On the excellent BBC Four documentary  The Enigma of Nic Jones – Return of Britain’s Lost Folk Hero there were several sequences where Harry Upton’s ‘Canadee-i-o’ could be heard, behind film of the old blue-label Topic LP being played. I’m not sure if this was meant to suggest that Nic Jones learned the song from a recording of Harry Upton. If so, it’s further evidence, if any were needed, of Nic’s wonderful creative ability, as his wonderful rendition bears only a passing resemblance to the song as recorded from Harry Upton.

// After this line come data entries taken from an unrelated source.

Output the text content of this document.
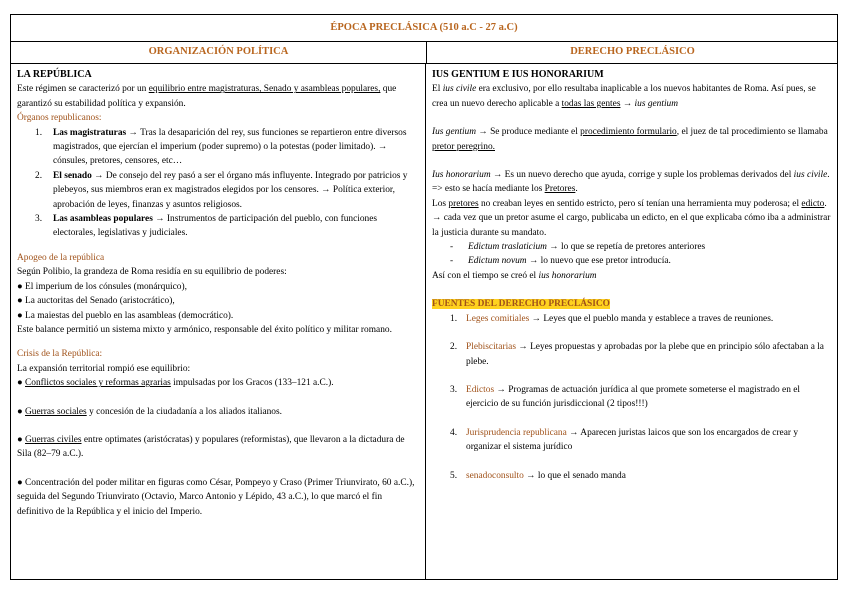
ÉPOCA PRECLÁSICA (510 a.C - 27 a.C)
ORGANIZACIÓN POLÍTICA	DERECHO PRECLÁSICO

LA REPÚBLICA

Este régimen se caracterizó por un equilibrio entre magistraturas, Senado y asambleas populares, que garantizó su estabilidad política y expansión.

Órganos republicanos:

1. Las magistraturas → Tras la desaparición del rey, sus funciones se repartieron entre diversos magistrados, que ejercían el imperium (poder supremo) o la potestas (poder limitado). → cónsules, pretores, censores, etc…
2. El senado → De consejo del rey pasó a ser el órgano más influyente. Integrado por patricios y plebeyos, sus miembros eran ex magistrados elegidos por los censores. → Política exterior, aprobación de leyes, finanzas y asuntos religiosos.
3. Las asambleas populares → Instrumentos de participación del pueblo, con funciones electorales, legislativas y judiciales.

Apogeo de la república

Según Polibio, la grandeza de Roma residía en su equilibrio de poderes:

● El imperium de los cónsules (monárquico),

● La auctoritas del Senado (aristocrático),

● La maiestas del pueblo en las asambleas (democrático).

Este balance permitió un sistema mixto y armónico, responsable del éxito político y militar romano.

Crisis de la República:

La expansión territorial rompió ese equilibrio:

● Conflictos sociales y reformas agrarias impulsadas por los Gracos (133–121 a.C.).

● Guerras sociales y concesión de la ciudadanía a los aliados italianos.

● Guerras civiles entre optimates (aristócratas) y populares (reformistas), que llevaron a la dictadura de Sila (82–79 a.C.).

● Concentración del poder militar en figuras como César, Pompeyo y Craso (Primer Triunvirato, 60 a.C.), seguida del Segundo Triunvirato (Octavio, Marco Antonio y Lépido, 43 a.C.), lo que marcó el fin definitivo de la República y el inicio del Imperio.

IUS GENTIUM E IUS HONORARIUM

El ius civile era exclusivo, por ello resultaba inaplicable a los nuevos habitantes de Roma. Así pues, se crea un nuevo derecho aplicable a todas las gentes → ius gentium

Ius gentium → Se produce mediante el procedimiento formulario, el juez de tal procedimiento se llamaba pretor peregrino.

Ius honorarium → Es un nuevo derecho que ayuda, corrige y suple los problemas derivados del ius civile. => esto se hacía mediante los Pretores.

Los pretores no creaban leyes en sentido estricto, pero sí tenían una herramienta muy poderosa; el edicto. → cada vez que un pretor asume el cargo, publicaba un edicto, en el que explicaba cómo iba a administrar la justicia durante su mandato.

- Edictum traslaticium → lo que se repetía de pretores anteriores
- Edictum novum → lo nuevo que ese pretor introducía.

Así con el tiempo se creó el ius honorarium

FUENTES DEL DERECHO PRECLÁSICO

1. Leges comitiales → Leyes que el pueblo manda y establece a traves de reuniones.
2. Plebiscitarias → Leyes propuestas y aprobadas por la plebe que en principio sólo afectaban a la plebe.
3. Edictos → Programas de actuación jurídica al que promete someterse el magistrado en el ejercicio de su función jurisdiccional (2 tipos!!!)
4. Jurisprudencia republicana → Aparecen juristas laicos que son los encargados de crear y organizar el sistema jurídico
5. senadoconsulto → lo que el senado manda
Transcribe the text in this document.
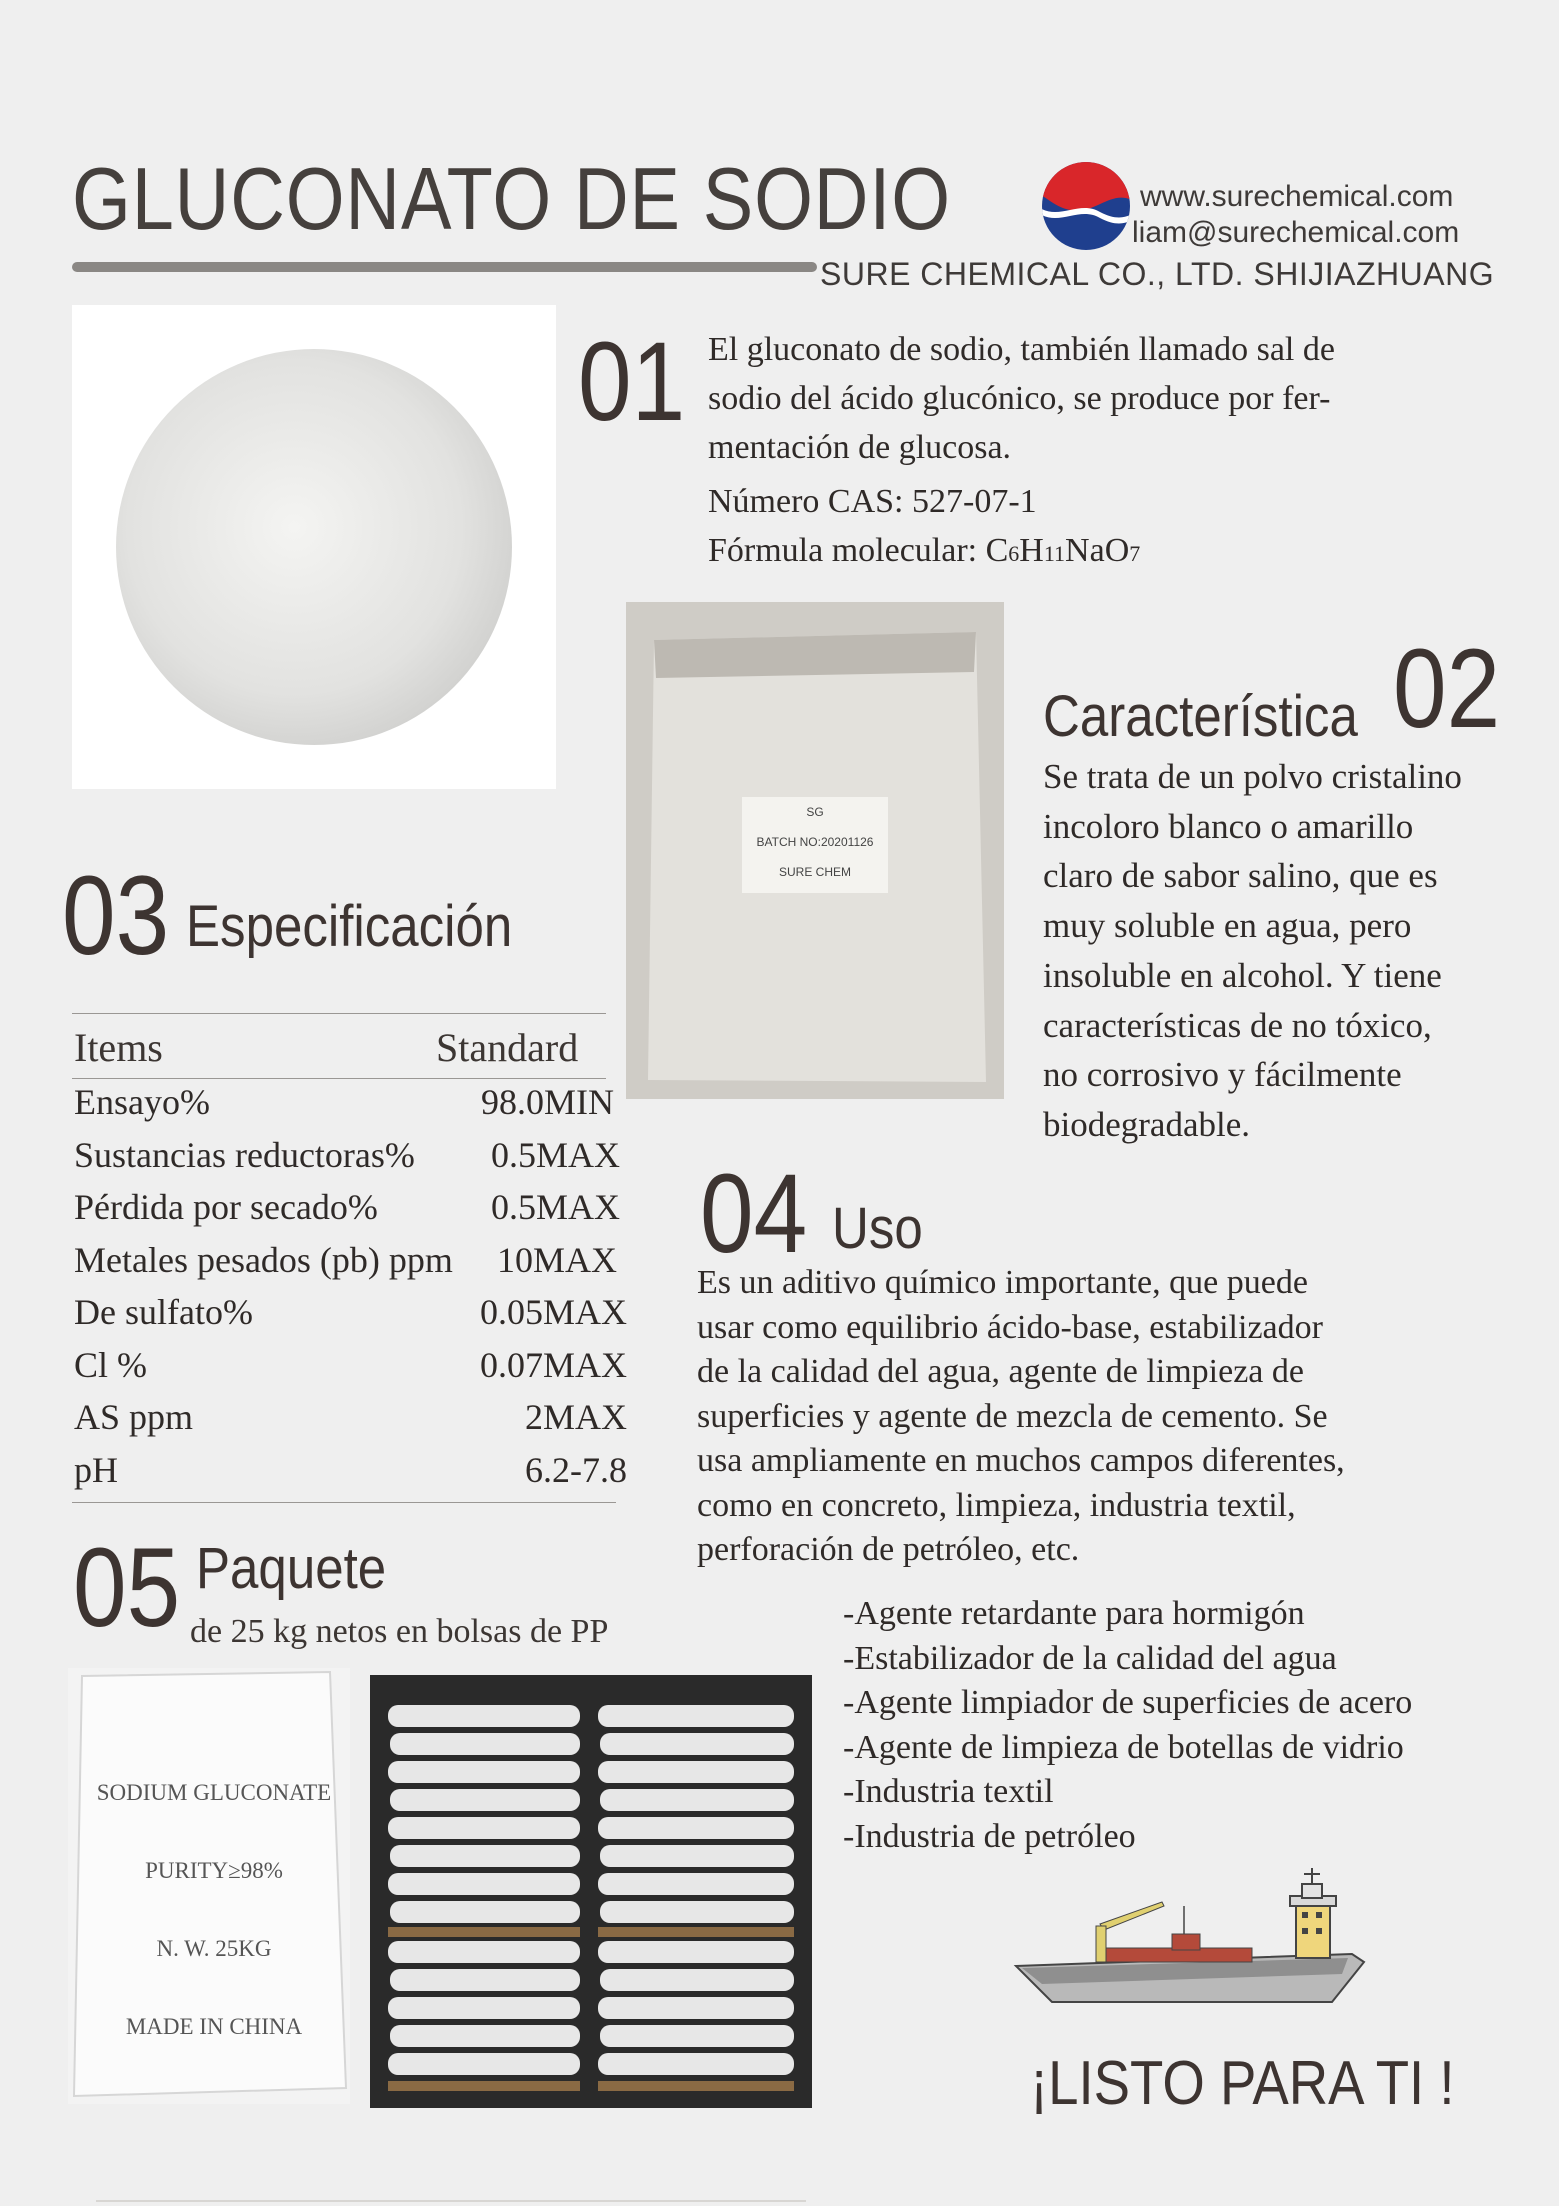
GLUCONATO DE SODIO	www.surechemical.com
liam@surechemical.com
SURE CHEMICAL CO., LTD. SHIJIAZHUANG
01 El gluconato de sodio, también llamado sal de
sodio del ácido glucónico, se produce por fer-
mentación de glucosa.
Número CAS: 527-07-1
Fórmula molecular: C6H11NaO7
SG
BATCH NO:20201126
SURE CHEM
Característica 02
Se trata de un polvo cristalino
incoloro blanco o amarillo
claro de sabor salino, que es
muy soluble en agua, pero
insoluble en alcohol. Y tiene
características de no tóxico,
no corrosivo y fácilmente
biodegradable.
03 Especificación
Items	Standard
Ensayo%	98.0MIN
Sustancias reductoras%	0.5MAX
Pérdida por secado%	0.5MAX
Metales pesados (pb) ppm	10MAX
De sulfato%	0.05MAX
Cl %	0.07MAX
AS ppm	2MAX
pH	6.2-7.8
04 Uso
Es un aditivo químico importante, que puede
usar como equilibrio ácido-base, estabilizador
de la calidad del agua, agente de limpieza de
superficies y agente de mezcla de cemento. Se
usa ampliamente en muchos campos diferentes,
como en concreto, limpieza, industria textil,
perforación de petróleo, etc.
-Agente retardante para hormigón
-Estabilizador de la calidad del agua
-Agente limpiador de superficies de acero
-Agente de limpieza de botellas de vidrio
-Industria textil
-Industria de petróleo
05 Paquete
de 25 kg netos en bolsas de PP
SODIUM GLUCONATE
PURITY≥98%
N. W. 25KG
MADE IN CHINA
¡LISTO PARA TI !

Mike Yates’s 1970s recording of Harry Upton singing ‘Canadee-i-o’ can now be found on the Musical Traditions CD Up in the North and Down in the South. Mike’s notes tell us that Harry, a retired cowman, had learned ‘Canadee-i-o’ from his father, a Downsland shepherd. Apparently he and his father would sometimes sing together in harmony. It is also interesting to note that “like the Copper Family, Harry had many of his songs in manuscript form, often in his father’s handwriting, and had owned a collection of broadsides, mainly printed in the 1880s by the daughter of Henry Parker Such, of the Borough in south London.  Bought originally in Brighton, these had also been inherited from his parents”.

The Roud Index shows that this song was popular on broadsides, and has been collected throughout the British Isles. Had I not already had a version of the song in my repertoire I might well have been tempted to learn the version collected by Francis Collinson from Mr Newport of Boughton Aluph,  a village just outside my home town of Ashford in Kent. Perhaps some seafaring, folksong-singing Kentish resident who follows this blog might like to give it a go? If it helps, there’s a transcription of the tune and words on Folkopedia.

 

The lady's trip to Kennady, 19th century broadside ballad from the Bodleian Collection.

The lady’s trip to Kennady, 19th century broadside ballad from the Bodleian Collection.